Not so much a general sports blog as an irregularly updated desperate plea for help.
Sunday, May 25, 2008
Greatest Hockey Team Ever: Flash versus Bash
The second Sweet 16 match-up of our What If Sports generated Greatest Hockey Team Ever tournament is a battle between two 1980s dynasty—the high flying Oilers against the hard nosed Islanders.
The two franchises played in back-to-back finals in 1983 and 1984, splitting the two series. So, this is kind of the rubber match (Shut up. It does so matter ).
The early ‘80s Islanders were trapping before people understood what that meant. They played tough, disciplined hockey with a little blood on their sleeves. Don Cheery will be cheering for the Isles in this one.
The Oilers, on the other hand, are likely the sexiest championship team in history. You know that cliché about offense selling tickets and defense winning championships? Yeah, the Oilers pretty much through that out the window. They played OK on D, but the strength of this team was an unyielding attack lead by #99 himself. This particular Oilers side was likely the most offensive of all its title squads. However, it was also a bit like a prom king with ADD—pretty, but often distracted in the middle of tasks. It took seven games in the 1987 final before the Oilers could finish things off.
How they got here
The Islanders started by edging a team they had defeated for their first cup a year prior--the 1980 Flyers—before getting rid of an older version (’83) of themselves. In the third round, they held off a bunch of Flyers' goons from 1976.
The Oilers stared by defeating their provincial rivals, the ’86 Flames. Then the non-champions 1984 Islanders were taken care of before Mario Lemieux and the ’91 Penguins were shown the door.
Game 1 The Islanders decided to play Oiler hockey—and it paid off. Using three straight third period goals, New York came from behind to win 7-5 and take a 1-0 lead in the series. They were paced by a pair of goals from Anders Kallur and Bryan Trottier. Huge was the face-off play, as the Island dominated Edmonton up the middle, winning 80 per cent of its draws. Game 2 With 50 shots and 10 goals the Islanders gave a lesson to Gretzky and the boys, winning 10-4 to lead 2-0 heading back to Alberta. New York was dominating on the power-play, going 4-for-5. Six different players scored for New York, but it was he Brian Trottier show.

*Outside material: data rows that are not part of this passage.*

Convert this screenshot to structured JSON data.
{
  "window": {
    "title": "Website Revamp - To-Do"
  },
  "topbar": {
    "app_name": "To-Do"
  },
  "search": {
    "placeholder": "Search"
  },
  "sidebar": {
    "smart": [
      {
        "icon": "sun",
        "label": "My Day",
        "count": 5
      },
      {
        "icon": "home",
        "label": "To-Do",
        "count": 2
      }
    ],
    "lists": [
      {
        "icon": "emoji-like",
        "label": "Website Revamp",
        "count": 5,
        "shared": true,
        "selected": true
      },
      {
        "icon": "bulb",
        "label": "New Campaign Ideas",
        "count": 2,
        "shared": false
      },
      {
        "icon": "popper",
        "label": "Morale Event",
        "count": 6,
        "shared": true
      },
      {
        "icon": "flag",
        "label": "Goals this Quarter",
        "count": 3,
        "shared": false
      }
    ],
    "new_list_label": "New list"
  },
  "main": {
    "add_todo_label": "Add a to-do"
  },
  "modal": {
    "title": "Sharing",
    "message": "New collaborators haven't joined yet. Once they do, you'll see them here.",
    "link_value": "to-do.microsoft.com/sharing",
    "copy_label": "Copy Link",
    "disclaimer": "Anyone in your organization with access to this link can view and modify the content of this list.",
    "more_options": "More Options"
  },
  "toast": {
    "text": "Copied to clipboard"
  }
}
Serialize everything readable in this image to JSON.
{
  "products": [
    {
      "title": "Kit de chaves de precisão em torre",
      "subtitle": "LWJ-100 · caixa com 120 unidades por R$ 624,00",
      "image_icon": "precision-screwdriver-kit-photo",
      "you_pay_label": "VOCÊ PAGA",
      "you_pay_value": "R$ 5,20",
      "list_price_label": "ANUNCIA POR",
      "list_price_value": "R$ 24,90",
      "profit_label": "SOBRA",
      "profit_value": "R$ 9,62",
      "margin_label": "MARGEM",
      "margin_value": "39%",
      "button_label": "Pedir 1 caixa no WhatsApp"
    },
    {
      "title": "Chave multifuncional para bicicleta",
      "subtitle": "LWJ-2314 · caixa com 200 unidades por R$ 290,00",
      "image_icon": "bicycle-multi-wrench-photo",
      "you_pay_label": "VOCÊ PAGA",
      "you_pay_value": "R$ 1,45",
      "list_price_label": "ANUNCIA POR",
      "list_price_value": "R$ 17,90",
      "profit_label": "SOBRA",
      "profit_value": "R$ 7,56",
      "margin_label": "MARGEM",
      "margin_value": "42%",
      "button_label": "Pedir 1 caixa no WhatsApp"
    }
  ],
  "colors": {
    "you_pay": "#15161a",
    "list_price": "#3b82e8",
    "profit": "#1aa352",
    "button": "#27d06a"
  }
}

Trottier threw 15 shots on net and scored five points on the night. Game 3 With four points, Wayne Gretzky lead the way in the Oilers 6-5 win on home ice. The result cut New York’s series lead to 2-1. Three of Gretzky’s points came in the third period, as he helped Edmonton overcome a two goal lead by New York. Game 4 The wheels came off the Oilers bus in the third period, as they blew a three goal lead and fell the Islanders 6-5 in overtime. Mike Bossy netted the winner, one of his two goals and three points on the night. Edmonton still led with less than three minutes left, until Denis Potvin blasted one by Andy Moog to send it to the extra frame. Game 5 The Islanders withstood four consecutive goals by the Oliers midway thorough the game to finish off their high-flying opponents in just five games, winning 6-4. After jumping out to a 3-0 lead, New York watched as Glenn Anderson, Jari Kurri, Mark Messier and Wayne Gretzky scored in less than 18 minutes to reverse the flow. But, Edmonton couldn’t hold on. After Randy Gregg took a double-minor, Clark Gillies tied it, then scored the winner, in a 66 second flurry to kill the Oil off for good.
Next up is an all-Habs battle between the 1958 and 1968 champions.